On 21 August 1974, an agreement was settled between Sheikh Zayed and King Faisal on the demarcation of the frontiers between the Emirate of Abu Dhabi and Saudi Arabia. Saudi Arabia immediately declared recognition of the United Arab Emirates, sent its ambassador, and promoted its liaison office in Dubai into a consulate. The step strengthened the United Arab Emirate's position as a union and consolidated Sheikh Zayed's position as President.

The United Arab Emirates government opened the issue publicly in 2004 after Sheikh Zayed's death and after the election of Sheikh Khalifa bin Zayed Al Nahyan as President of the Emirates. The issue was opened by Sheikh Khalifa during his first state visit abroad to Riyadh as the UAE's President. It became public knowledge that the dispute had not ended in 1974 and that Abu Dhabi has never been satisfied with the treaty, seeking modifications of certain articles in the treaty.

==Content==
Important points of the treaty articles include:

- Geographical coordinates of the Saudi-Emirati border as set out in the treaty.
- All hydrocarbons in the Shaybah-Zarrarah field shall be considered as belonging to Saudi Arabia and the United Arab Emirates undertakes not to explore or drill any part of that field lying to the north of Saudi's border. Saudi Arabia may engage in drilling of that field north of its border with prior agreement with the United Arab Emirates.
- Saudi Arabia gets sovereignty over Huwaysat Island in the Arabian Gulf.
- The United Arab Emirates to allow the construction of general installations by Saudi Arabia on the islands of AI-Qaffay and Makasib.
- Both parties shall as soon as possible delimit the offshore boundaries between the territory of Saudi Arabia and the territory of the United Arab Emirates.

==Disputed articles==

The United Arab Emirates government has disputed the treaty since 1975 due to discrepancies between the oral agreement before the treaty’s signing and the final text of the treaty itself. According to the United Arab Emirates, the government did not notice this discrepancy until 1975 as a result of the absence of lawyers, technicians, and geographers on its negotiation team. The treaty has been argued to be in favor of the Saudi government owing to the weakened Abu Dhabi position after the withdrawal of Britain, the US support to the Arabian American Oil Company, and the threat of Saudi military intervention in Abu Dhabi at that time. Overall, the UAE has called that parts of the treaty cannot be implemented and calls for its desire for the amendment of some parts of the agreement. Author Richard Schofield has described the treaty as "the most bizarre international boundary agreement ever signed between two states." as it is unclear what the UAE actually gained from the treaty.

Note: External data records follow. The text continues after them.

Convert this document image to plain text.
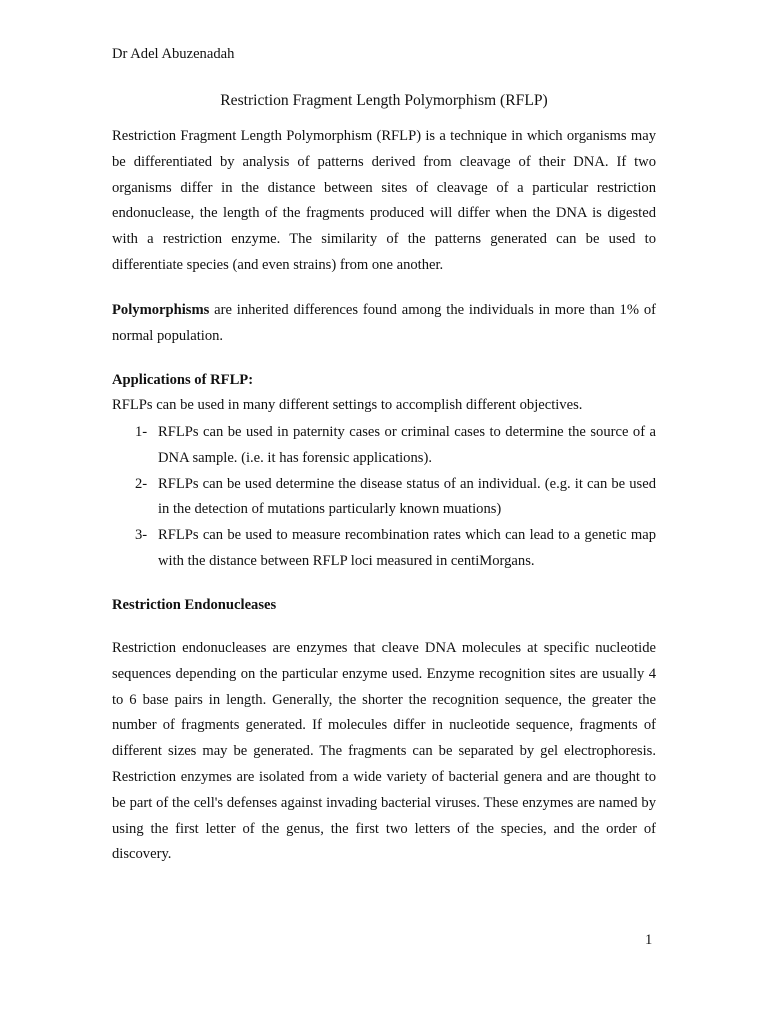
Dr Adel Abuzenadah
Restriction Fragment Length Polymorphism (RFLP)

Restriction Fragment Length Polymorphism (RFLP) is a technique in which organisms may be differentiated by analysis of patterns derived from cleavage of their DNA. If two organisms differ in the distance between sites of cleavage of a particular restriction endonuclease, the length of the fragments produced will differ when the DNA is digested with a restriction enzyme. The similarity of the patterns generated can be used to differentiate species (and even strains) from one another.

Polymorphisms are inherited differences found among the individuals in more than 1% of normal population.

Applications of RFLP:
RFLPs can be used in many different settings to accomplish different objectives.
1- RFLPs can be used in paternity cases or criminal cases to determine the source of a DNA sample. (i.e. it has forensic applications).
2- RFLPs can be used determine the disease status of an individual. (e.g. it can be used in the detection of mutations particularly known muations)
3- RFLPs can be used to measure recombination rates which can lead to a genetic map with the distance between RFLP loci measured in centiMorgans.
Restriction Endonucleases

Restriction endonucleases are enzymes that cleave DNA molecules at specific nucleotide sequences depending on the particular enzyme used. Enzyme recognition sites are usually 4 to 6 base pairs in length. Generally, the shorter the recognition sequence, the greater the number of fragments generated. If molecules differ in nucleotide sequence, fragments of different sizes may be generated. The fragments can be separated by gel electrophoresis. Restriction enzymes are isolated from a wide variety of bacterial genera and are thought to be part of the cell's defenses against invading bacterial viruses. These enzymes are named by using the first letter of the genus, the first two letters of the species, and the order of discovery.

1
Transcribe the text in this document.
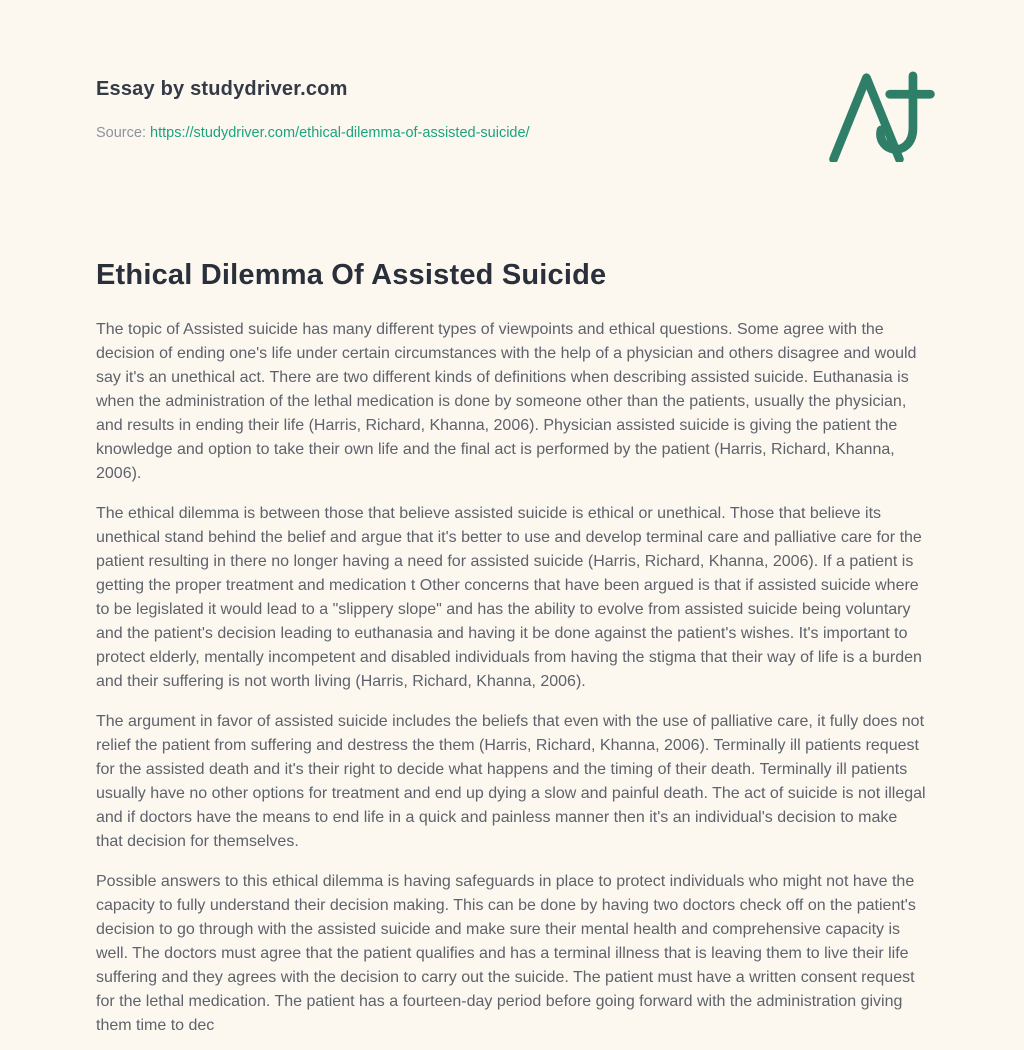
Essay by studydriver.com
Source: https://studydriver.com/ethical-dilemma-of-assisted-suicide/
Ethical Dilemma Of Assisted Suicide

The topic of Assisted suicide has many different types of viewpoints and ethical questions. Some agree with the decision of ending one's life under certain circumstances with the help of a physician and others disagree and would say it's an unethical act. There are two different kinds of definitions when describing assisted suicide. Euthanasia is when the administration of the lethal medication is done by someone other than the patients, usually the physician, and results in ending their life (Harris, Richard, Khanna, 2006). Physician assisted suicide is giving the patient the knowledge and option to take their own life and the final act is performed by the patient (Harris, Richard, Khanna, 2006).

The ethical dilemma is between those that believe assisted suicide is ethical or unethical. Those that believe its unethical stand behind the belief and argue that it's better to use and develop terminal care and palliative care for the patient resulting in there no longer having a need for assisted suicide (Harris, Richard, Khanna, 2006). If a patient is getting the proper treatment and medication t Other concerns that have been argued is that if assisted suicide where to be legislated it would lead to a "slippery slope" and has the ability to evolve from assisted suicide being voluntary and the patient's decision leading to euthanasia and having it be done against the patient's wishes. It's important to protect elderly, mentally incompetent and disabled individuals from having the stigma that their way of life is a burden and their suffering is not worth living (Harris, Richard, Khanna, 2006).

The argument in favor of assisted suicide includes the beliefs that even with the use of palliative care, it fully does not relief the patient from suffering and destress the them (Harris, Richard, Khanna, 2006). Terminally ill patients request for the assisted death and it's their right to decide what happens and the timing of their death. Terminally ill patients usually have no other options for treatment and end up dying a slow and painful death. The act of suicide is not illegal and if doctors have the means to end life in a quick and painless manner then it's an individual's decision to make that decision for themselves.

Possible answers to this ethical dilemma is having safeguards in place to protect individuals who might not have the capacity to fully understand their decision making. This can be done by having two doctors check off on the patient's decision to go through with the assisted suicide and make sure their mental health and comprehensive capacity is well. The doctors must agree that the patient qualifies and has a terminal illness that is leaving them to live their life suffering and they agrees with the decision to carry out the suicide. The patient must have a written consent request for the lethal medication. The patient has a fourteen-day period before going forward with the administration giving them time to dec
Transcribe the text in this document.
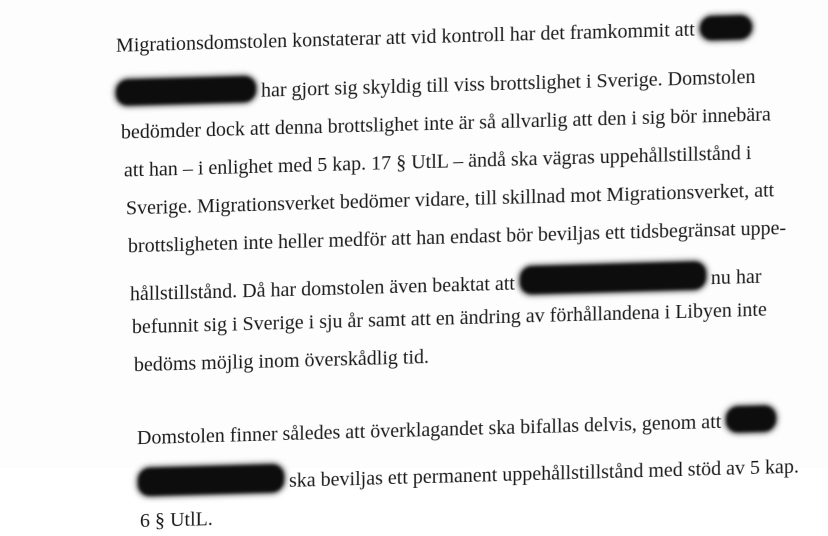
Migrationsdomstolen konstaterar att vid kontroll har det framkommit att
har gjort sig skyldig till viss brottslighet i Sverige. Domstolen
bedömder dock att denna brottslighet inte är så allvarlig att den i sig bör innebära
att han – i enlighet med 5 kap. 17 § UtlL – ändå ska vägras uppehållstillstånd i
Sverige. Migrationsverket bedömer vidare, till skillnad mot Migrationsverket, att
brottsligheten inte heller medför att han endast bör beviljas ett tidsbegränsat uppe-
hållstillstånd. Då har domstolen även beaktat att	nu har
befunnit sig i Sverige i sju år samt att en ändring av förhållandena i Libyen inte
bedöms möjlig inom överskådlig tid.
Domstolen finner således att överklagandet ska bifallas delvis, genom att
ska beviljas ett permanent uppehållstillstånd med stöd av 5 kap.
6 § UtlL.
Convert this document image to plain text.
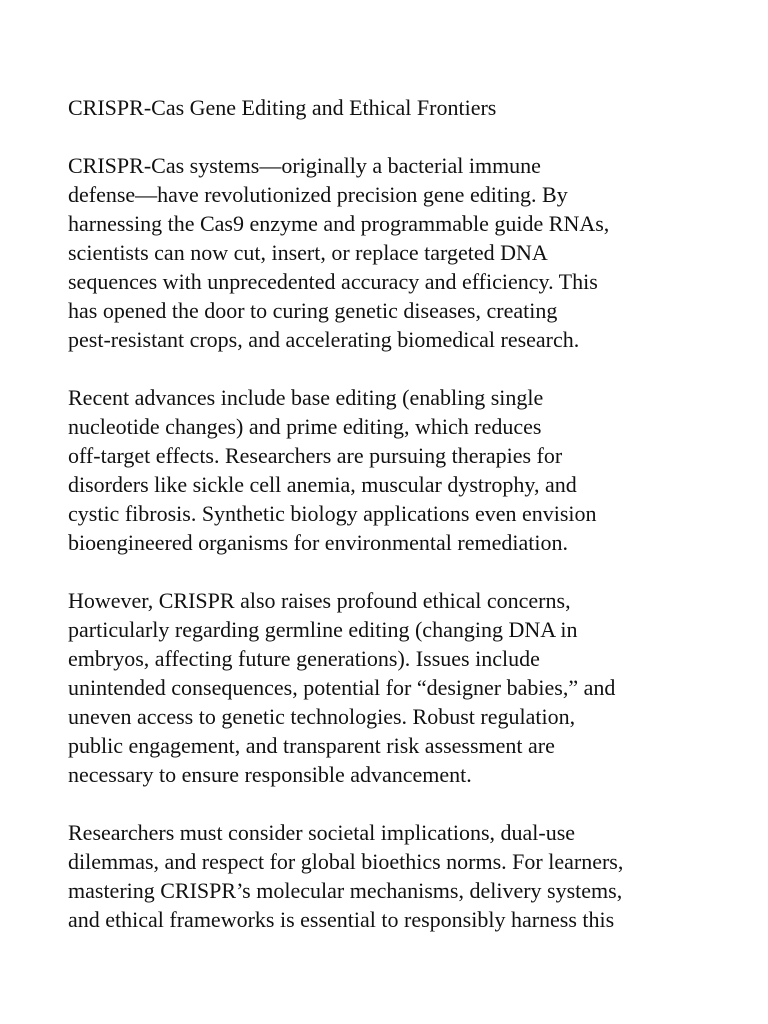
CRISPR-Cas Gene Editing and Ethical Frontiers

CRISPR-Cas systems—originally a bacterial immune
defense—have revolutionized precision gene editing. By
harnessing the Cas9 enzyme and programmable guide RNAs,
scientists can now cut, insert, or replace targeted DNA
sequences with unprecedented accuracy and efficiency. This
has opened the door to curing genetic diseases, creating
pest-resistant crops, and accelerating biomedical research.

Recent advances include base editing (enabling single
nucleotide changes) and prime editing, which reduces
off-target effects. Researchers are pursuing therapies for
disorders like sickle cell anemia, muscular dystrophy, and
cystic fibrosis. Synthetic biology applications even envision
bioengineered organisms for environmental remediation.

However, CRISPR also raises profound ethical concerns,
particularly regarding germline editing (changing DNA in
embryos, affecting future generations). Issues include
unintended consequences, potential for “designer babies,” and
uneven access to genetic technologies. Robust regulation,
public engagement, and transparent risk assessment are
necessary to ensure responsible advancement.

Researchers must consider societal implications, dual-use
dilemmas, and respect for global bioethics norms. For learners,
mastering CRISPR’s molecular mechanisms, delivery systems,
and ethical frameworks is essential to responsibly harness this
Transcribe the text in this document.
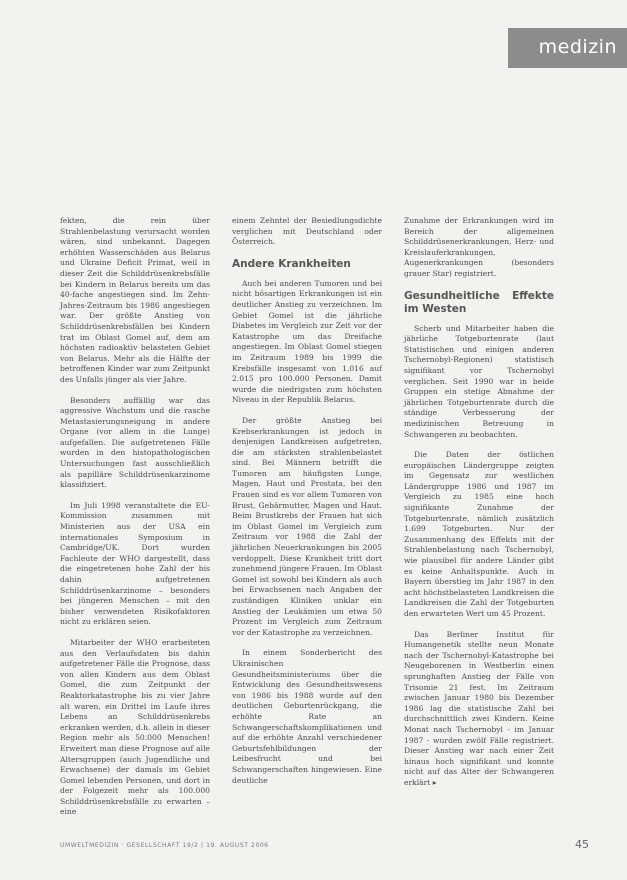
medizin

fekten, die rein über Strahlenbelastung verursacht worden wären, sind unbekannt. Dagegen erhöhten Wasserschäden aus Belarus und Ukraine Deficit Primat, weil in dieser Zeit die Schilddrüsenkrebsfälle bei Kindern in Belarus bereits um das 40-fache angestiegen sind. Im Zehn-Jahres-Zeitraum bis 1986 angestiegen war. Der größte Anstieg von Schilddrüsenkrebsfällen bei Kindern trat im Oblast Gomel auf, dem am höchsten radioaktiv belasteten Gebiet von Belarus. Mehr als die Hälfte der betroffenen Kinder war zum Zeitpunkt des Unfalls jünger als vier Jahre.

Besonders auffällig war das aggressive Wachstum und die rasche Metastasierungsneigung in andere Organe (vor allem in die Lunge) aufgefallen. Die aufgetretenen Fälle wurden in den histopathologischen Untersuchungen fast ausschließlich als papilläre Schilddrüsenkarzinome klassifiziert.

Im Juli 1998 veranstaltete die EU-Kommission zusammen mit Ministerien aus der USA ein internationales Symposium in Cambridge/UK. Dort wurden Fachleute der WHO dargestellt, dass die eingetretenen hohe Zahl der bis dahin aufgetretenen Schilddrüsenkarzinome – besonders bei jüngeren Menschen – mit den bisher verwendeten Risikofaktoren nicht zu erklären seien.

Mitarbeiter der WHO erarbeiteten aus den Verlaufsdaten bis dahin aufgetretener Fälle die Prognose, dass von allen Kindern aus dem Oblast Gomel, die zum Zeitpunkt der Reaktorkatastrophe bis zu vier Jahre alt waren, ein Drittel im Laufe ihres Lebens an Schilddrüsenkrebs erkranken werden, d.h. allein in dieser Region mehr als 50.000 Menschen! Erweitert man diese Prognose auf alle Altersgruppen (auch Jugendliche und Erwachsene) der damals im Gebiet Gomel lebenden Personen, und dort in der Folgezeit mehr als 100.000 Schilddrüsenkrebsfälle zu erwarten – eine

einem Zehntel der Besiedlungsdichte verglichen mit Deutschland oder Österreich.

Andere Krankheiten

Auch bei anderen Tumoren und bei nicht bösartigen Erkrankungen ist ein deutlicher Anstieg zu verzeichnen. Im Gebiet Gomel ist die jährliche Diabetes im Vergleich zur Zeit vor der Katastrophe um das Dreifache angestiegen. Im Oblast Gomel stiegen im Zeitraum 1989 bis 1999 die Krebsfälle insgesamt von 1.016 auf 2.015 pro 100.000 Personen. Damit wurde die niedrigsten zum höchsten Niveau in der Republik Belarus.

Der größte Anstieg bei Krebserkrankungen ist jedoch in denjenigen Landkreisen aufgetreten, die am stärksten strahlenbelastet sind. Bei Männern betrifft die Tumoren am häufigsten Lunge, Magen, Haut und Prostata, bei den Frauen sind es vor allem Tumoren von Brust, Gebärmutter, Magen und Haut. Beim Brustkrebs der Frauen hat sich im Oblast Gomel im Vergleich zum Zeitraum vor 1988 die Zahl der jährlichen Neuerkrankungen bis 2005 verdoppelt. Diese Krankheit tritt dort zunehmend jüngere Frauen. Im Oblast Gomel ist sowohl bei Kindern als auch bei Erwachsenen nach Angaben der zuständigen Kliniken unklar ein Anstieg der Leukämien um etwa 50 Prozent im Vergleich zum Zeitraum vor der Katastrophe zu verzeichnen.

In einem Sonderbericht des Ukrainischen Gesundheitsministeriums über die Entwicklung des Gesundheitswesens von 1986 bis 1988 wurde auf den deutlichen Geburtenrückgang, die erhöhte Rate an Schwangerschaftskomplikationen und auf die erhöhte Anzahl verschiedener Geburtsfehlbildungen der Leibesfrucht und bei Schwangerschaften hingewiesen. Eine deutliche

Zunahme der Erkrankungen wird im Bereich der allgemeinen Schilddrüsenerkrankungen, Herz- und Kreislauferkrankungen, Augenerkrankungen (besonders grauer Star) registriert.

Gesundheitliche Effekte im Westen

Scherb und Mitarbeiter haben die jährliche Totgeburtenrate (laut Statistischen und einigen anderen Tschernobyl-Regionen) statistisch signifikant vor Tschernobyl verglichen. Seit 1990 war in beide Gruppen ein stetige Abnahme der jährlichen Totgeburtenrate durch die ständige Verbesserung der medizinischen Betreuung in Schwangeren zu beobachten.

Die Daten der östlichen europäischen Ländergruppe zeigten im Gegensatz zur westlichen Ländergruppe 1986 und 1987 im Vergleich zu 1985 eine hoch signifikante Zunahme der Totgeburtenrate, nämlich zusätzlich 1.699 Totgeburten. Nur der Zusammenhang des Effekts mit der Strahlenbelastung nach Tschernobyl, wie plausibel für andere Länder gibt es keine Anhaltspunkte. Auch in Bayern überstieg im Jahr 1987 in den acht höchstbelasteten Landkreisen die Landkreisen die Zahl der Totgeburten den erwarteten Wert um 45 Prozent.

Das Berliner Institut für Humangenetik stellte neun Monate nach der Tschernobyl-Katastrophe bei Neugeborenen in Westberlin einen sprunghaften Anstieg der Fälle von Trisomie 21 fest. Im Zeitraum zwischen Januar 1980 bis Dezember 1986 lag die statistische Zahl bei durchschnittlich zwei Kindern. Keine Monat nach Tschernobyl - im Januar 1987 - wurden zwölf Fälle registriert. Dieser Anstieg war nach einer Zeit hinaus hoch signifikant und konnte nicht auf das Alter der Schwangeren erklärt ▸

UMWELTMEDIZIN · GESELLSCHAFT 19/2 | 19. AUGUST 2006	45
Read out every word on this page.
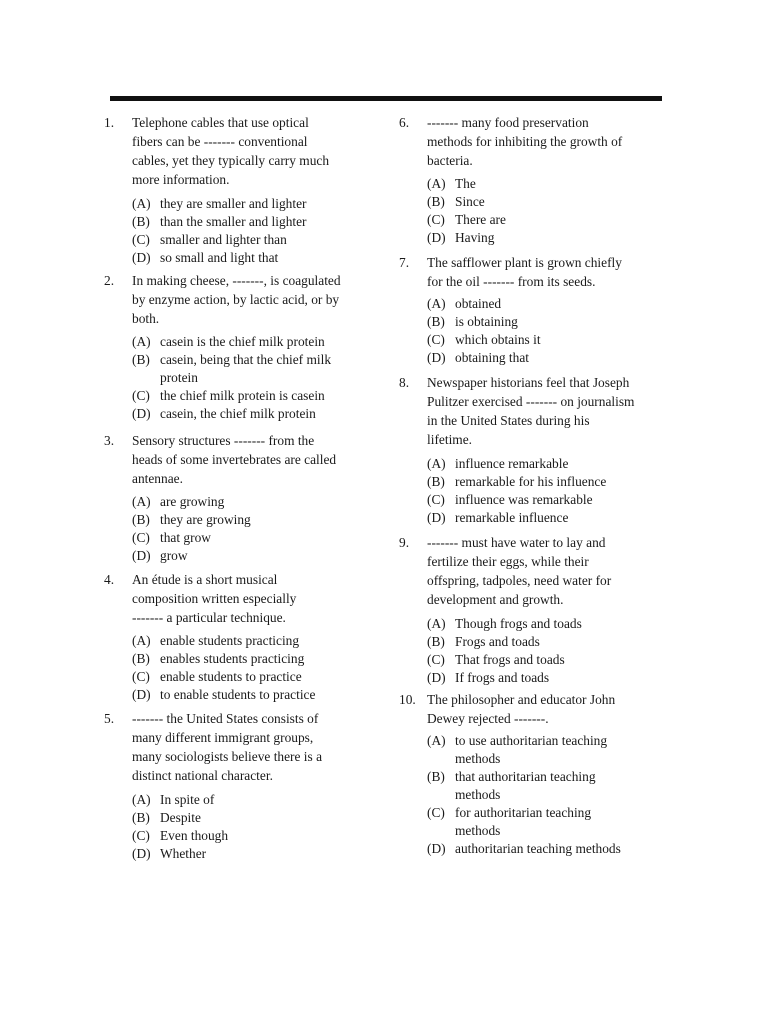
1. Telephone cables that use optical
fibers can be ------- conventional
cables, yet they typically carry much
more information.
(A) they are smaller and lighter
(B) than the smaller and lighter
(C) smaller and lighter than
(D) so small and light that
2. In making cheese, -------, is coagulated
by enzyme action, by lactic acid, or by
both.
(A) casein is the chief milk protein
(B) casein, being that the chief milk
protein
(C) the chief milk protein is casein
(D) casein, the chief milk protein
3. Sensory structures ------- from the
heads of some invertebrates are called
antennae.
(A) are growing
(B) they are growing
(C) that grow
(D) grow
4. An étude is a short musical
composition written especially
------- a particular technique.
(A) enable students practicing
(B) enables students practicing
(C) enable students to practice
(D) to enable students to practice
5. ------- the United States consists of
many different immigrant groups,
many sociologists believe there is a
distinct national character.
(A) In spite of
(B) Despite
(C) Even though
(D) Whether
6. ------- many food preservation
methods for inhibiting the growth of
bacteria.
(A) The
(B) Since
(C) There are
(D) Having
7. The safflower plant is grown chiefly
for the oil ------- from its seeds.
(A) obtained
(B) is obtaining
(C) which obtains it
(D) obtaining that
8. Newspaper historians feel that Joseph
Pulitzer exercised ------- on journalism
in the United States during his
lifetime.
(A) influence remarkable
(B) remarkable for his influence
(C) influence was remarkable
(D) remarkable influence
9. ------- must have water to lay and
fertilize their eggs, while their
offspring, tadpoles, need water for
development and growth.
(A) Though frogs and toads
(B) Frogs and toads
(C) That frogs and toads
(D) If frogs and toads
10. The philosopher and educator John
Dewey rejected -------.
(A) to use authoritarian teaching
methods
(B) that authoritarian teaching
methods
(C) for authoritarian teaching
methods
(D) authoritarian teaching methods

===Article 3 & 4 (Shaybah – Zararah oil field)===
Sheikh Zayed, Sultan Qaboos, and the British government were all under the impression that the revenues from Shaybah oil field would be shared between the two countries with the usual practice of unitizing the exploration of the resource according to the percentage of the resource lying in the boundary of the other country; however, article 3 of the treaty did not indicate any oil-sharing between the two countries. Sheikh Zayed was under the impression through an oral agreement that revenues of the oil field would be received per percentage of the oil field laying within UAE's boundary.